Couples

What Monogamous Couples Can Learn From Polyamorous Couples: Founder and Clinical Director Matt Lundquist in MindBodyGreen

April 11, 2024
Couple sitting on couch.

Polyamory requires partners to navigate their relationships with more consideration and awareness than monogamous couples. Monogamous couples have the benefit of an already determined relationship structure. While polyamory is not for every couple (nor is it for most couples), this thoughtfulness could teach monogamous couples a thing or two about how to tend to their relationship. Our Founder and Clinical Director Matt Lundquist recently spoke with MindBodyGreen on what relationship skills ethically non-monogamous couples practice that could benefit monogamous relationships.

In “4 Skills Monogamous Couples Can Learn from Polyamorous Partnerships,” Matt observes how polyamorous couples create their own rules, which means they tend to have an increased directness and clarity in building their relationship. “There are more organic points in the process where people need to be able to say, ‘Gosh, how are we going to do this? This is a new thing,’” Matt says. “Rules have to be created rather than assumed and taken for granted.” 

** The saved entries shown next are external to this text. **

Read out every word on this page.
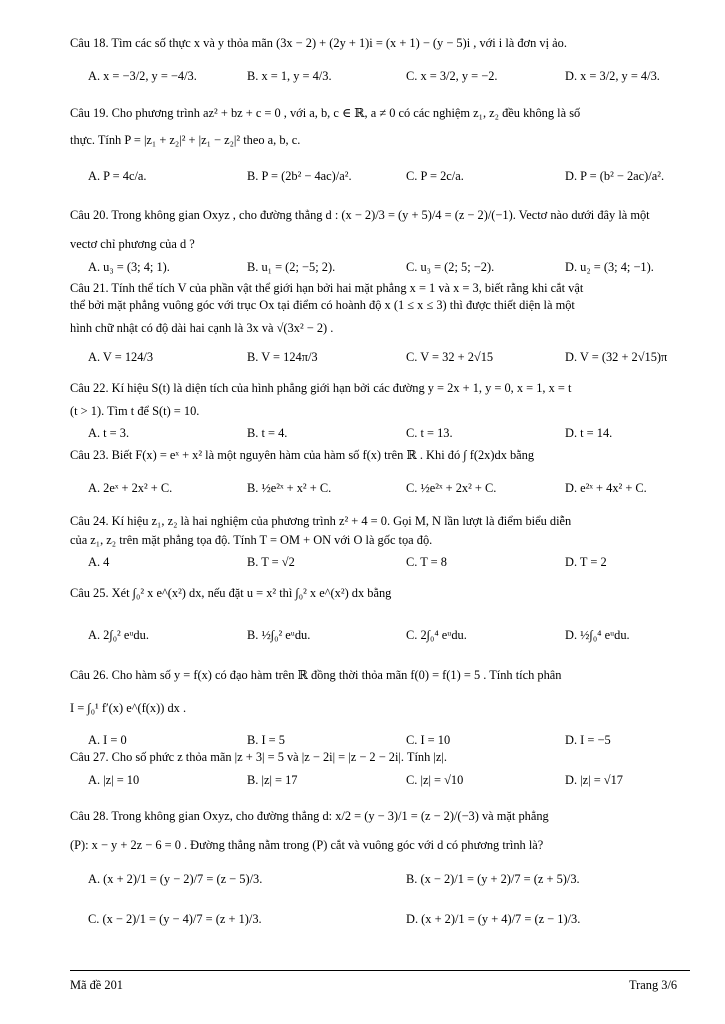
Câu 18. Tìm các số thực x và y thỏa mãn (3x − 2) + (2y + 1)i = (x + 1) − (y − 5)i , với i là đơn vị ảo.
A. x = −3/2, y = −4/3.	B. x = 1, y = 4/3.	C. x = 3/2, y = −2.	D. x = 3/2, y = 4/3.
Câu 19. Cho phương trình az² + bz + c = 0 , với a, b, c ∈ ℝ, a ≠ 0 có các nghiệm z₁, z₂ đều không là số
thực. Tính P = |z₁ + z₂|² + |z₁ − z₂|² theo a, b, c.
A. P = 4c/a.	B. P = (2b² − 4ac)/a².	C. P = 2c/a.	D. P = (b² − 2ac)/a².
Câu 20. Trong không gian Oxyz , cho đường thẳng d : (x − 2)/3 = (y + 5)/4 = (z − 2)/(−1). Vectơ nào dưới đây là một
vectơ chỉ phương của d ?
A. u₃ = (3; 4; 1).	B. u₁ = (2; −5; 2).	C. u₃ = (2; 5; −2).	D. u₂ = (3; 4; −1).
Câu 21. Tính thể tích V của phần vật thể giới hạn bởi hai mặt phẳng x = 1 và x = 3, biết rằng khi cắt vật
thể bởi mặt phẳng vuông góc với trục Ox tại điểm có hoành độ x (1 ≤ x ≤ 3) thì được thiết diện là một
hình chữ nhật có độ dài hai cạnh là 3x và √(3x² − 2) .
A. V = 124/3	B. V = 124π/3	C. V = 32 + 2√15	D. V = (32 + 2√15)π
Câu 22. Kí hiệu S(t) là diện tích của hình phẳng giới hạn bởi các đường y = 2x + 1, y = 0, x = 1, x = t
(t > 1). Tìm t để S(t) = 10.
A. t = 3.	B. t = 4.	C. t = 13.	D. t = 14.
Câu 23. Biết F(x) = eˣ + x² là một nguyên hàm của hàm số f(x) trên ℝ . Khi đó ∫ f(2x)dx bằng
A. 2eˣ + 2x² + C.	B. ½e²ˣ + x² + C.	C. ½e²ˣ + 2x² + C.	D. e²ˣ + 4x² + C.
Câu 24. Kí hiệu z₁, z₂ là hai nghiệm của phương trình z² + 4 = 0. Gọi M, N lần lượt là điểm biểu diễn
của z₁, z₂ trên mặt phẳng tọa độ. Tính T = OM + ON với O là gốc tọa độ.
A. 4	B. T = √2	C. T = 8	D. T = 2
Câu 25. Xét ∫₀² x e^(x²) dx, nếu đặt u = x² thì ∫₀² x e^(x²) dx bằng
A. 2∫₀² eᵘdu.	B. ½∫₀² eᵘdu.	C. 2∫₀⁴ eᵘdu.	D. ½∫₀⁴ eᵘdu.
Câu 26. Cho hàm số y = f(x) có đạo hàm trên ℝ đồng thời thỏa mãn f(0) = f(1) = 5 . Tính tích phân
I = ∫₀¹ f′(x) e^(f(x)) dx .
A. I = 0	B. I = 5	C. I = 10	D. I = −5
Câu 27. Cho số phức z thỏa mãn |z + 3| = 5 và |z − 2i| = |z − 2 − 2i|. Tính |z|.
A. |z| = 10	B. |z| = 17	C. |z| = √10	D. |z| = √17
Câu 28. Trong không gian Oxyz, cho đường thẳng d: x/2 = (y − 3)/1 = (z − 2)/(−3) và mặt phẳng
(P): x − y + 2z − 6 = 0 . Đường thẳng nằm trong (P) cắt và vuông góc với d có phương trình là?
A. (x + 2)/1 = (y − 2)/7 = (z − 5)/3.	B. (x − 2)/1 = (y + 2)/7 = (z + 5)/3.
C. (x − 2)/1 = (y − 4)/7 = (z + 1)/3.	D. (x + 2)/1 = (y + 4)/7 = (z − 1)/3.
Mã đề 201	Trang 3/6
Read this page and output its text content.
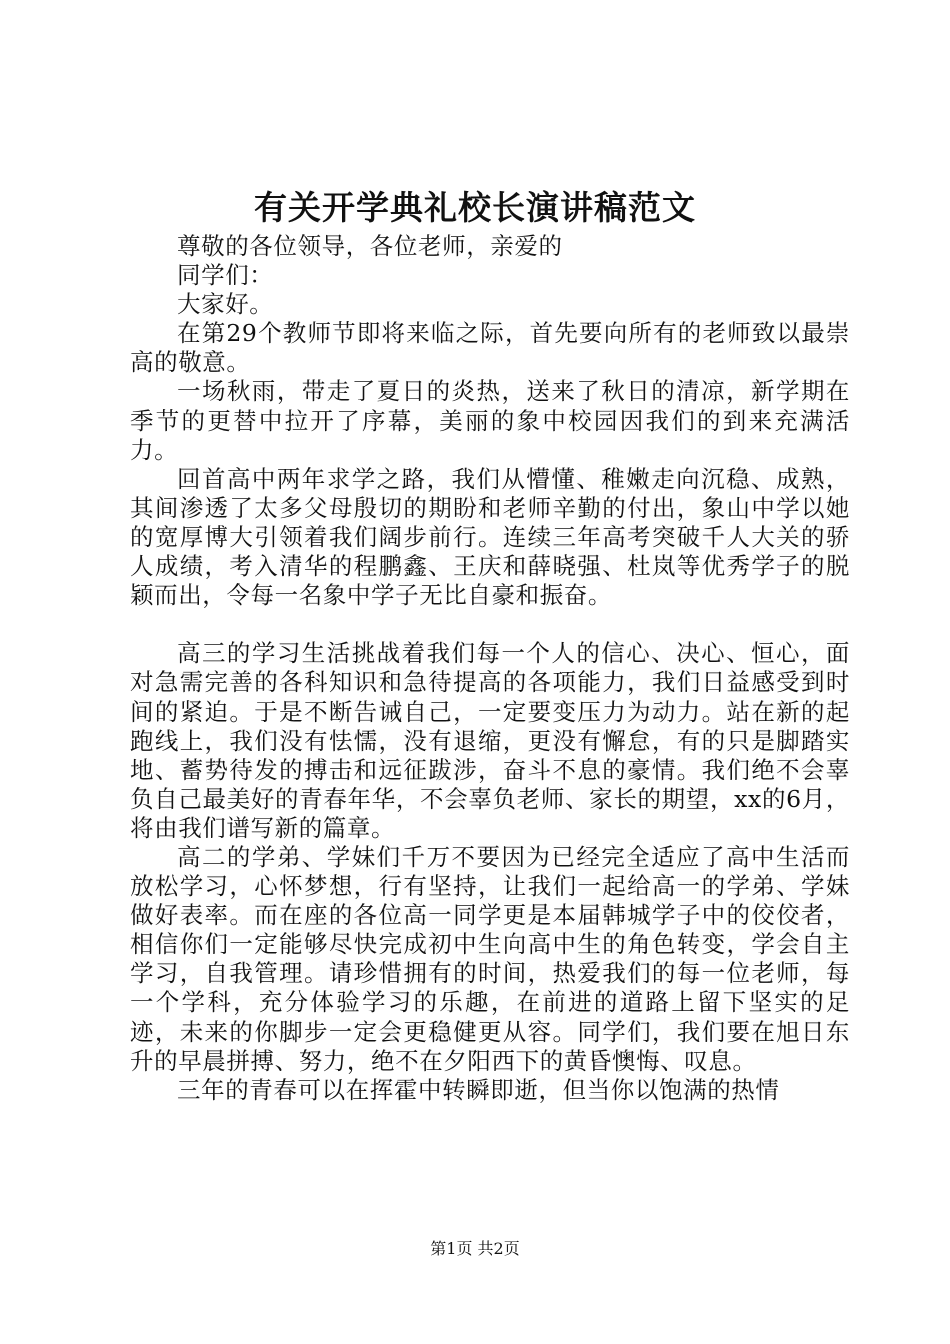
有关开学典礼校长演讲稿范文

尊敬的各位领导，各位老师，亲爱的

同学们：

大家好。

在第29个教师节即将来临之际，首先要向所有的老师致以最崇高的敬意。

一场秋雨，带走了夏日的炎热，送来了秋日的清凉，新学期在季节的更替中拉开了序幕，美丽的象中校园因我们的到来充满活力。

回首高中两年求学之路，我们从懵懂、稚嫩走向沉稳、成熟，其间渗透了太多父母殷切的期盼和老师辛勤的付出，象山中学以她的宽厚博大引领着我们阔步前行。连续三年高考突破千人大关的骄人成绩，考入清华的程鹏鑫、王庆和薛晓强、杜岚等优秀学子的脱颖而出，令每一名象中学子无比自豪和振奋。

高三的学习生活挑战着我们每一个人的信心、决心、恒心，面对急需完善的各科知识和急待提高的各项能力，我们日益感受到时间的紧迫。于是不断告诫自己，一定要变压力为动力。站在新的起跑线上，我们没有怯懦，没有退缩，更没有懈怠，有的只是脚踏实地、蓄势待发的搏击和远征跋涉，奋斗不息的豪情。我们绝不会辜负自己最美好的青春年华，不会辜负老师、家长的期望，xx的6月，将由我们谱写新的篇章。

高二的学弟、学妹们千万不要因为已经完全适应了高中生活而放松学习，心怀梦想，行有坚持，让我们一起给高一的学弟、学妹做好表率。而在座的各位高一同学更是本届韩城学子中的佼佼者，相信你们一定能够尽快完成初中生向高中生的角色转变，学会自主学习，自我管理。请珍惜拥有的时间，热爱我们的每一位老师，每一个学科，充分体验学习的乐趣，在前进的道路上留下坚实的足迹，未来的你脚步一定会更稳健更从容。同学们，我们要在旭日东升的早晨拼搏、努力，绝不在夕阳西下的黄昏懊悔、叹息。

三年的青春可以在挥霍中转瞬即逝，但当你以饱满的热情

第1页 共2页
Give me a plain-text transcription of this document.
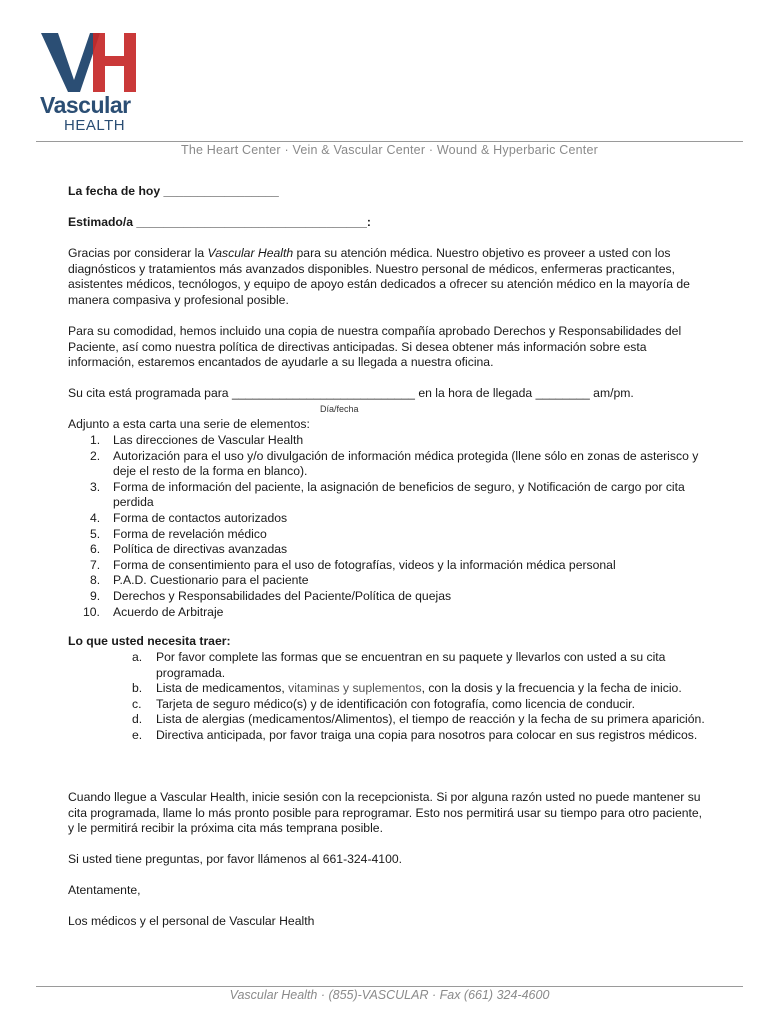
Vascular
HEALTH
The Heart Center · Vein & Vascular Center · Wound & Hyperbaric Center
La fecha de hoy _________________
Estimado/a __________________________________:
Gracias por considerar la Vascular Health para su atención médica. Nuestro objetivo es proveer a usted con los diagnósticos y tratamientos más avanzados disponibles. Nuestro personal de médicos, enfermeras practicantes, asistentes médicos, tecnólogos, y equipo de apoyo están dedicados a ofrecer su atención médico en la mayoría de manera compasiva y profesional posible.
Para su comodidad, hemos incluido una copia de nuestra compañía aprobado Derechos y Responsabilidades del Paciente, así como nuestra política de directivas anticipadas. Si desea obtener más información sobre esta información, estaremos encantados de ayudarle a su llegada a nuestra oficina.
Su cita está programada para ___________________________ en la hora de llegada ________ am/pm.
Día/fecha
Adjunto a esta carta una serie de elementos:
1. Las direcciones de Vascular Health
2. Autorización para el uso y/o divulgación de información médica protegida (llene sólo en zonas de asterisco y deje el resto de la forma en blanco).
3. Forma de información del paciente, la asignación de beneficios de seguro, y Notificación de cargo por cita perdida
4. Forma de contactos autorizados
5. Forma de revelación médico
6. Política de directivas avanzadas
7. Forma de consentimiento para el uso de fotografías, videos y la información médica personal
8. P.A.D. Cuestionario para el paciente
9. Derechos y Responsabilidades del Paciente/Política de quejas
10. Acuerdo de Arbitraje
Lo que usted necesita traer:
a. Por favor complete las formas que se encuentran en su paquete y llevarlos con usted a su cita programada.
b. Lista de medicamentos, vitaminas y suplementos, con la dosis y la frecuencia y la fecha de inicio.
c. Tarjeta de seguro médico(s) y de identificación con fotografía, como licencia de conducir.
d. Lista de alergias (medicamentos/Alimentos), el tiempo de reacción y la fecha de su primera aparición.
e. Directiva anticipada, por favor traiga una copia para nosotros para colocar en sus registros médicos.
Cuando llegue a Vascular Health, inicie sesión con la recepcionista. Si por alguna razón usted no puede mantener su cita programada, llame lo más pronto posible para reprogramar. Esto nos permitirá usar su tiempo para otro paciente, y le permitirá recibir la próxima cita más temprana posible.
Si usted tiene preguntas, por favor llámenos al 661-324-4100.
Atentamente,
Los médicos y el personal de Vascular Health
Vascular Health · (855)-VASCULAR · Fax (661) 324-4600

This often leads to more communication. While monogamous couples may not have to deal with the same issues around sex as polyamorous ones, any relationship could benefit from better communication. In the article, Matt provides an example of couples who “have a standing monthly meeting and a big old binder that they make a point to come back to once a month.” They sit down together and ask: “Hey, how are we doing with finances? How are we doing with childcare? Communicating around a schedule? How are we doing with making sure we’re making time for each other in a life that’s increasingly busy because we’ve invited other people into it? How’s it going in the jealousy department? How’s our own sex life?”

Jealousy, in particular, is an issue polyamorous couples deal with openly. They also learn to find pleasure when a partner (or partners) experience pleasure, which is known as compersion. Though often used in the context of sexual or romantic pleasure, Matt notes that it doesn’t necessarily have to be so. “Your partner has a great night out with friends and really enjoys themselves and you get to hear about that when they get home…That’s a kind of compersion,” Matt offers.

Finding that enjoyment in a partner’s happiness is also a way to come to appreciate how you need closeness with other people even in the context of a monogamous relationship. “I believe close relationships outside of a primary partnership, even in a monogamous relationship are good,” Matt asserts. “It’s nice to be close to people other than your spouse, and, in fact, I think it’s healthier. People tend to be healthier when we have other people we’re close to.”